I am not a big fan of Satellite centers, and you are partially correct. There are a few holes in your argument though.
The satellite centers are a joke, and they dont save UPS any money. In theory, they are saving the deadheading time....but in reality they are simply shifting the cost to other areas that IE is oblivious to;
Actually they also save an extra driver to eliminate some, not all but some overtime.
1. They have to pay rent to a business for the space to park and secure the truck(s)
Nope, most one car sats do not have a building and the company pays very little, if anything, to park the Sat drivers car inside the fense of a customer in the area. In some locals the Sat driver lives in the town where the meet point is and keeps his package car there.
2. They have to install a trailer hitch on a car, obtain or reaasign a pup trailer, and pay the pup driver .25 an hour more.
The cost of a hitch and a T500 traile are much less than that of the previously mentioned package car. The feed driver only gets paid the extra for what time he is actually pulling the trailer, in most cases an two hours per day if that long.
3. They are paying preload to load the trailer...then they are paying the driver to rehandle those same packages AGAIN when he loads his truck.
Most Sat drivers can get their car loaded within 30 minutes.
4. The driver who pulls the trailer cannot make service on all of his NDA pkgs since he must get rid of the trailer first. This means that someone else in his loop has to break off and add miles to service these packages.
Most feed drivers for Sat centers do not run committed air anyway, the extended routes don't usually have 10:30 commit times.
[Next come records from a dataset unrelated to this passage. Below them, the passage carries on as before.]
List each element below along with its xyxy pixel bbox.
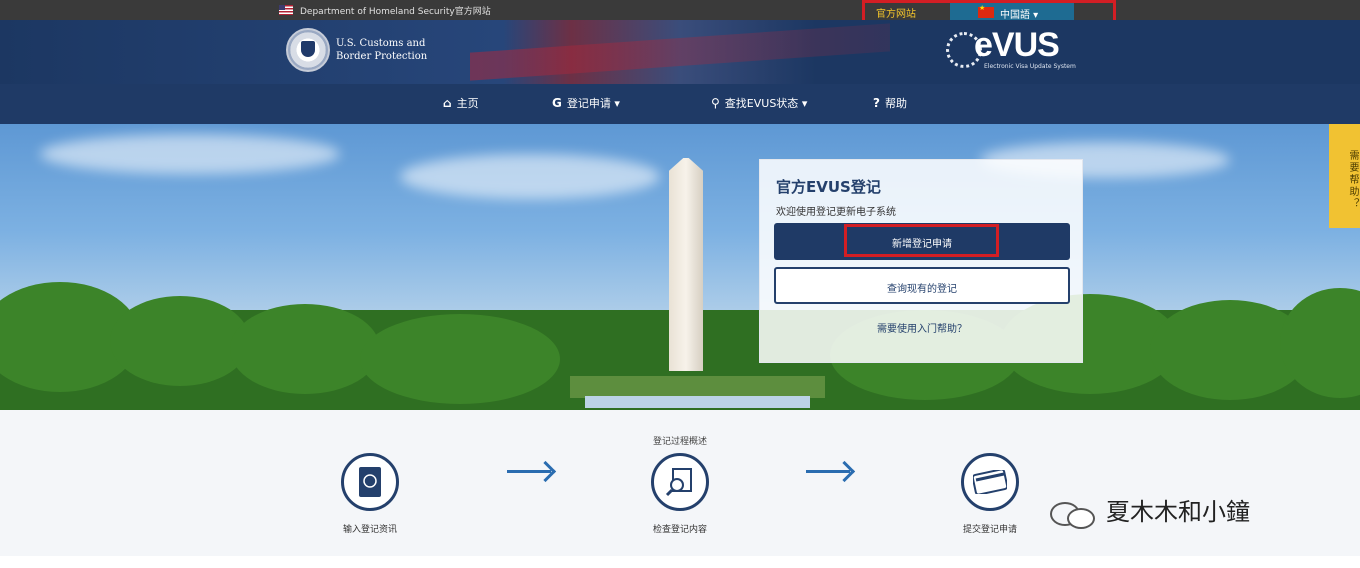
china-flag-icon — [978, 4, 994, 18]
top-utility-bar: Department of Homeland Security官方网站 官方网站… — [0, 0, 1360, 31]
chevron-down-icon: ▾ — [614, 97, 620, 110]
enroll-icon: G — [552, 96, 562, 110]
existing-enrollment-button[interactable]: 查询现有的登记 — [774, 267, 1070, 304]
passport-icon — [341, 453, 399, 511]
agency-line-2: Border Protection — [336, 51, 428, 62]
arrow-right-icon — [507, 470, 551, 473]
steps-heading: 登记过程概述 — [652, 437, 707, 447]
welcome-text: 欢迎使用登记更新电子系统 — [776, 207, 896, 218]
evus-wordmark: eVUS — [974, 26, 1060, 64]
watermark-text: 夏木木和小鐘 — [1106, 498, 1250, 526]
site-header: U.S. Customs and Border Protection eVUS … — [0, 20, 1360, 84]
dhs-link[interactable]: Department of Homeland Security官方网站 — [300, 4, 491, 17]
new-enrollment-button[interactable]: 新增登记申请 — [774, 223, 1070, 260]
washington-monument — [669, 158, 703, 371]
nav-home[interactable]: ⌂ 主页 — [443, 95, 479, 111]
cbp-logo-text[interactable]: U.S. Customs and Border Protection — [336, 37, 427, 63]
panel-title: 官方EVUS登记 — [776, 178, 881, 196]
step-label-review: 检查登记内容 — [652, 525, 707, 535]
main-nav: ⌂ 主页 G 登记申请 ▾ ⚲ 查找EVUS状态 ▾ ? 帮助 — [0, 84, 1360, 124]
evus-subtitle: Electronic Visa Update System — [984, 63, 1076, 70]
step-label-submit: 提交登记申请 — [962, 525, 1017, 535]
us-flag-icon — [279, 5, 293, 15]
watermark: 夏木木和小鐘 — [1050, 492, 1250, 529]
nav-check-status[interactable]: ⚲ 查找EVUS状态 ▾ — [711, 95, 807, 111]
nav-enroll[interactable]: G 登记申请 ▾ — [552, 95, 620, 111]
credit-card-icon — [961, 453, 1019, 511]
official-site-label: 官方网站 — [876, 9, 916, 20]
arrow-right-icon — [806, 470, 850, 473]
step-label-enter: 输入登记资讯 — [342, 525, 397, 535]
wechat-icon — [1050, 500, 1096, 529]
help-side-tab[interactable]: 需要帮助？ — [1329, 124, 1360, 228]
getting-started-link[interactable]: 需要使用入门帮助？ — [760, 320, 1084, 335]
flag-stripe-decoration — [470, 23, 890, 81]
review-icon — [651, 453, 709, 511]
dhs-seal-logo[interactable] — [286, 28, 330, 72]
hero-banner — [0, 124, 1360, 410]
chevron-down-icon: ▾ — [801, 97, 808, 110]
evus-homepage: Department of Homeland Security官方网站 官方网站… — [0, 0, 1360, 568]
question-icon: ? — [873, 96, 880, 110]
reflecting-pool — [585, 396, 810, 408]
nav-help[interactable]: ? 帮助 — [873, 95, 907, 111]
process-steps: 登记过程概述 输入登记资讯 检查登记内容 提交登记申请 — [0, 410, 1360, 556]
enrollment-panel: 官方EVUS登记 欢迎使用登记更新电子系统 新增登记申请 查询现有的登记 需要使… — [759, 159, 1083, 363]
search-icon: ⚲ — [711, 96, 720, 110]
home-icon: ⌂ — [443, 96, 452, 110]
agency-line-1: U.S. Customs and — [336, 38, 426, 49]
5. If the satellite drivers cant get all their stops off before the scheduled pull time for the trailer...they must go back out to finsh afterward.
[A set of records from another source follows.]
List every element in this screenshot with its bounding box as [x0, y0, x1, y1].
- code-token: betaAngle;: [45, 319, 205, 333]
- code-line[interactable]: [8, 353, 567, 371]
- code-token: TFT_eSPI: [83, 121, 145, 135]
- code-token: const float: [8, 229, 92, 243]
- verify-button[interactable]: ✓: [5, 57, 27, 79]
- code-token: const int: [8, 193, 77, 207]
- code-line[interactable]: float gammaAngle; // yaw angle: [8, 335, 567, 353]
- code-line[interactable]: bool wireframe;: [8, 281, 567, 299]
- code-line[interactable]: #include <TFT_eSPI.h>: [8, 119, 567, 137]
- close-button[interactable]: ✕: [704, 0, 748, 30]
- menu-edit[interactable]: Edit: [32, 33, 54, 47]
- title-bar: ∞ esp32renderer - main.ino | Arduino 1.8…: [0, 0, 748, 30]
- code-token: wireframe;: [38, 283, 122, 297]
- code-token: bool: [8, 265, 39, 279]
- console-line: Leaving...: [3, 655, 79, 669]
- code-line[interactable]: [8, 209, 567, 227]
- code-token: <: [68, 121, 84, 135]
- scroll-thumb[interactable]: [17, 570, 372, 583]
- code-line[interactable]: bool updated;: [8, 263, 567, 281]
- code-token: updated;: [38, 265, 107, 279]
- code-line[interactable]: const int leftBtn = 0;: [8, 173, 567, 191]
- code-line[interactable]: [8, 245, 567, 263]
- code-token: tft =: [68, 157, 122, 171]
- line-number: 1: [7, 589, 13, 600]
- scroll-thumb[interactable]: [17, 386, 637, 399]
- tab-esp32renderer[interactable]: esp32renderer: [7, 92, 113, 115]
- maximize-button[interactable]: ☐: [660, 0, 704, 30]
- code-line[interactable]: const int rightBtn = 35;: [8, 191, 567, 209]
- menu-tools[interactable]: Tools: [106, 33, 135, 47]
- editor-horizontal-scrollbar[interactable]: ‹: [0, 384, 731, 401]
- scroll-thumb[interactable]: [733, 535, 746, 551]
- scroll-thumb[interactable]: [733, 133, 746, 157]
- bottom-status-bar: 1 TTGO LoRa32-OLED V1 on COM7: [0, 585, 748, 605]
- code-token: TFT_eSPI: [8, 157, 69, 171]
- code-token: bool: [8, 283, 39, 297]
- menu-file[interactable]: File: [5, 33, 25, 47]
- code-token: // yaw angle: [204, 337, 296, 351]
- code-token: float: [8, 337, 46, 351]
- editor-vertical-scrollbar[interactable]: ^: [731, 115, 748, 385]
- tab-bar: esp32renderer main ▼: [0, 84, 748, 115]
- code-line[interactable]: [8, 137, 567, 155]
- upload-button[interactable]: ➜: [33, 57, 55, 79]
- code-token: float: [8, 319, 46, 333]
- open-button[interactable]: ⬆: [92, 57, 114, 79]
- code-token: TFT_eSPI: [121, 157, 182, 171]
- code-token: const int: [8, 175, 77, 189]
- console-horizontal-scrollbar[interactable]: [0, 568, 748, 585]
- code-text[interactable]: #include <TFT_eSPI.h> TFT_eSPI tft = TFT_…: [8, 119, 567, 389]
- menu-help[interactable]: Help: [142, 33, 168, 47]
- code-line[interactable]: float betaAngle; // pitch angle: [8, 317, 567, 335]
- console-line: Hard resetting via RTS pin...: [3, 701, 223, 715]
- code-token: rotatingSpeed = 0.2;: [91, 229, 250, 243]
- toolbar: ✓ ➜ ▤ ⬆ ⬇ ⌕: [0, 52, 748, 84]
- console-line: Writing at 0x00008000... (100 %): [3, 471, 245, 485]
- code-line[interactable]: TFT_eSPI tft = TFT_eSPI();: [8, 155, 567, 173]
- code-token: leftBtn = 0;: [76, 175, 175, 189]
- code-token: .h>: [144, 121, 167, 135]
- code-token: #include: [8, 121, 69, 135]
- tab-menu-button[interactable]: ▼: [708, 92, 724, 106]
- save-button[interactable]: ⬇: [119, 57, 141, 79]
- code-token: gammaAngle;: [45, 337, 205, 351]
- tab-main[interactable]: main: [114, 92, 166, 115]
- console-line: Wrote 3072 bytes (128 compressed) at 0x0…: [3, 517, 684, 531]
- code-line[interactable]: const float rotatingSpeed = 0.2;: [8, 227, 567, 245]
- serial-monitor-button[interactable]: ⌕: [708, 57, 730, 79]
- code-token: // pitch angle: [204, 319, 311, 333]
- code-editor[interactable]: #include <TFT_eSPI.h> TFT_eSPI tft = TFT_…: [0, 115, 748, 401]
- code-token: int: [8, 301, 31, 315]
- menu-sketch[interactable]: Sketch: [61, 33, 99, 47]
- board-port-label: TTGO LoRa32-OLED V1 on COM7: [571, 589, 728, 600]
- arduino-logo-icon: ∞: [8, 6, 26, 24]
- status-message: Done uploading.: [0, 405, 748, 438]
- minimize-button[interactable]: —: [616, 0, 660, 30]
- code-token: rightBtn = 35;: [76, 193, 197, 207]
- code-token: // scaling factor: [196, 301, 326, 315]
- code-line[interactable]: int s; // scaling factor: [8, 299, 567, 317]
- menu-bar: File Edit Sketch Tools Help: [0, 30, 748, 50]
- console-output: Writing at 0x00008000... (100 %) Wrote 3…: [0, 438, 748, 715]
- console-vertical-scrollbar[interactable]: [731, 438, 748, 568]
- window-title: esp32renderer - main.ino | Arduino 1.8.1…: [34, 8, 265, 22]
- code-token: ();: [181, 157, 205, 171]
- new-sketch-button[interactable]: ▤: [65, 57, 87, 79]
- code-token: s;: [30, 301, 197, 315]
That's why they don't start until around an hour after all regular drivers.(well, that and the fact that it takes them that long to get the feed to them) The satellite drivers in my center are averaging almost as many miles now as they did when their routes were in the building. I would say that in this case they may need to re-evaluate the trace on those routes.
6. They either need to pay an independent mechanic to service the trucks, or else shuttle them back and forth from the center for maintainence and repairs.
This is correct our center has to pay $300 a trip to have cars wreckered out and back.
7. When the bid satellite driver is on vacation,sick or injured, the cover driver is PAID for the time it takes him to drive from the building to the satellite location. This means that, for 6 to 8 weeks out of the year, UPS is still paying for the deadhead time that the satellite center was supposed to eliminate.
This is also true, however the cover driver usually gets a head start in the fact that he doesn't have to load his truck. That means that for 44-46 weeks they get whatever savings they perceive they are gaining.
The bottom line is that some genius from IE came up with the idea for satellite centers, and mandated that they be implemented whether they work or not. Since IE is never wrong, and its decisions can never be appealed or challenged, we are stuck with them. UPS pretends that they work simply by ignoring the data that conflicts with the reality that they want to see.
The replies that I posted here are from me voicing the same problems you just did.